Cooks readily admits his scoreless performance against New York could have been better, although he remains confident that his versatile talents will allow him to excel at the NBA level. The Suns have been impressed, and offered the young Australian positive feedback.
“They like my versatility, my defensive ability and that I can switch on the ball,” Cooks explained. “I have the ability to guard one through four, even one through five sometimes. I have to stay aggressive. I need to put the ball on the floor a bit more but we will see. They like me.”
Cooks excelled during his four years in Winthrop University, scoring 1,437 career points and ranking sixth on Winthrop’s all-time scoring list. While a collegiate career allowed Cooks to hone his talents, a season in Europe exposed the Australian to a new level of competition. More accurately, it provided a calibre of opponent with the physical stature and mindset not seen at the NCAA level.
“Coming from college and no disrespect to college, but college is soft, as they call every little bump,” Cooks explained. “Once you get out here [playing professionally], you are playing with grown men who are pushing and shoving. College did a great job. I am learning to play through physicality. Learning to use my attributes. Once you go pro, everyone can shoot and everyone can dribble.”
These comments from Cooks are not to denigrate the collegiate system, but rather show the ruthless nature of the professional game. After Phoenix’s first Summer League game was cancelled due to an earthquake two nights earlier, Sunday’s showdown against New York finally gave Cooks an opportunity to show the entire NBA community the strides he has taken whilst playing in Germany.
Playing in the cutthroat FIBA Europe Cup, against adults who were older and stronger offered the quickest maturation process on the basketball court. This wasn’t the only challenge of life in Germany.
Living in a non-English speaking country naturally presented an obstacle for Cooks. Embarking on this journey, while simultaneously adjusting to the rigorous demands of life as a professional athlete was challenging, but time in Germany turned out to be a transformative experience.

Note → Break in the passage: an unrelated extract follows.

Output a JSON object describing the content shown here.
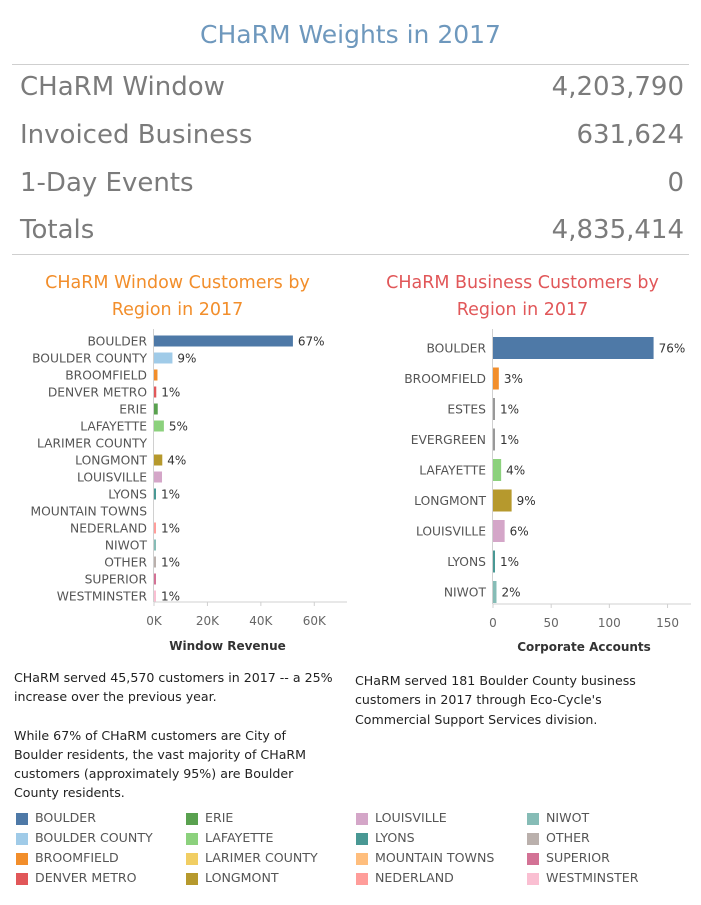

“I learned that I am pretty independent,” Cooks says. “I knew coming from Australia to America to come to college was going to be a pretty big jump, but I am half-American so I had family over here. Going to Germany and speaking no German means I was thrown in the deep end but I loved it. I absolutely loved it.”
Cooks will remain in Las Vegas with the Suns until their Summer League campaign concludes this weekend. Once finished in Sin City, Cooks plans to return home to Australia for a long overdue reunion with family and friends, before preparations begin for the Boomers' FIBA World Cup campaign.
“I haven't been home in two years, so I am going to go home and see the family,” Cooks said. “I will see my loved ones and all my friends. Stay in shape and then get to Boomers camp and try kick some arse there, and see where that leads.”
Cooks was named to the Boomers' 18-man training camp squad for the World Cup alongside NBA stars such as Ben Simmons, Joe Ingles and Patty Mills. A humbled Cooks is excited to be involved with the Boomers preparations for the World Cup. He is already daring to dream about the feelings that would come from being involved with two high profile showdowns against Team USA in Melbourne.
“To be honest, I am still honoured to be in the squad,” Cooks said. “Our team is unbelievably talented and to be named in the same list as those guys, I was super stoked.
“My nerves get a little bit rattled thinking about Team USA and all those guys, but our Australian team is the next best thing.”